Scarlett stuns Atlanta society again by marrying Rhett very soon after her second husband’s death, while Mitchell embarrassed her family terribly first by divorcing her husband Red Upshaw (even though they couldn’t stand him and disapproved of the marriage) and then again by remarrying almost immediately to his best friend, John Marsh.
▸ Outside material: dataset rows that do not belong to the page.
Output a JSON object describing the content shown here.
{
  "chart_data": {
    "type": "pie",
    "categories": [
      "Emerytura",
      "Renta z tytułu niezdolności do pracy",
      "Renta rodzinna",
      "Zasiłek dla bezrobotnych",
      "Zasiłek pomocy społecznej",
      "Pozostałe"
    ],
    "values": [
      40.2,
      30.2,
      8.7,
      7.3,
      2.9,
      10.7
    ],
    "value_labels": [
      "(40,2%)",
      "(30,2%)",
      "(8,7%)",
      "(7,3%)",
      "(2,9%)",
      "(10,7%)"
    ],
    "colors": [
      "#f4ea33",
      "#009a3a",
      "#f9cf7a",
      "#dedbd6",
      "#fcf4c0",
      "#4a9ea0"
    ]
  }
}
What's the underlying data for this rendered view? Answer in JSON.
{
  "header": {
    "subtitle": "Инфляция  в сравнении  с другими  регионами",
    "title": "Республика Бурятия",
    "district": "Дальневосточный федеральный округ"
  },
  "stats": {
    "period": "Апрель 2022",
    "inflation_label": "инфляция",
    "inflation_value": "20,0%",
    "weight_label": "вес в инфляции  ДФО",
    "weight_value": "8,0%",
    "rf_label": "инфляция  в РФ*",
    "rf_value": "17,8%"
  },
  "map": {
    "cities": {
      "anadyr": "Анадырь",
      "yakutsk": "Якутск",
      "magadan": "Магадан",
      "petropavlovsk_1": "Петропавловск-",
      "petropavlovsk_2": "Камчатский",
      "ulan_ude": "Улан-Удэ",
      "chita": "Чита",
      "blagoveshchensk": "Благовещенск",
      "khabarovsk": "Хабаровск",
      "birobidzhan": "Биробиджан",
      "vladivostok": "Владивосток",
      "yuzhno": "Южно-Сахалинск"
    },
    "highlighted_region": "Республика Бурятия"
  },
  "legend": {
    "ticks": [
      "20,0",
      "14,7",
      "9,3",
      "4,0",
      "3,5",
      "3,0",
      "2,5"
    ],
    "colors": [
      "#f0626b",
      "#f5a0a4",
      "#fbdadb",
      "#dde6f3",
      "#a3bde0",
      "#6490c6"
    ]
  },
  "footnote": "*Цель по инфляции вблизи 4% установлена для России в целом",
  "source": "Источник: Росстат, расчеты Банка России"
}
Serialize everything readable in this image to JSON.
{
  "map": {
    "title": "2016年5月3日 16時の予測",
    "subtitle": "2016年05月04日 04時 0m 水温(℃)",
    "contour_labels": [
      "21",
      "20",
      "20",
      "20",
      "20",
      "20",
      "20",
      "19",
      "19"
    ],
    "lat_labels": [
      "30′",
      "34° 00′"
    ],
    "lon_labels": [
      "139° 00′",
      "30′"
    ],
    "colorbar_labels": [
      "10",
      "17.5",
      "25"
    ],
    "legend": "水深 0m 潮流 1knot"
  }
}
The character of Grandma Fontaine in the novel- an old warhorse who survived the War of 1812 and the Creek Wars and all kinds of privation and poverty before becoming the embarrassing old matriarch of a rich family and consequently has a pragmatic less-than-sympathetic “stop whining, get off your butt and pick your own damned cotton!” attitude towards her spoiled grandchildren and neighbors in the ruins of the war, was very closely based on one of Mitchell’s old in-laws who had similar attitudes to her spoiled grandchildren in the Depression due to her own youth in the post Civil War ruins.
Charles Dickens worked the involuntary servitude of his own youth from when his father was in debtor’s prison into Oliver Twist and other works and reincarnated his father into at least two or three characters.
John Grisham based Time to Kill on a real rape/murder case in which, like Jake Brigance, he vomited during one recess after hearing details of the rape.
What are some other famous autobiographical scenes in novels with fictional characters?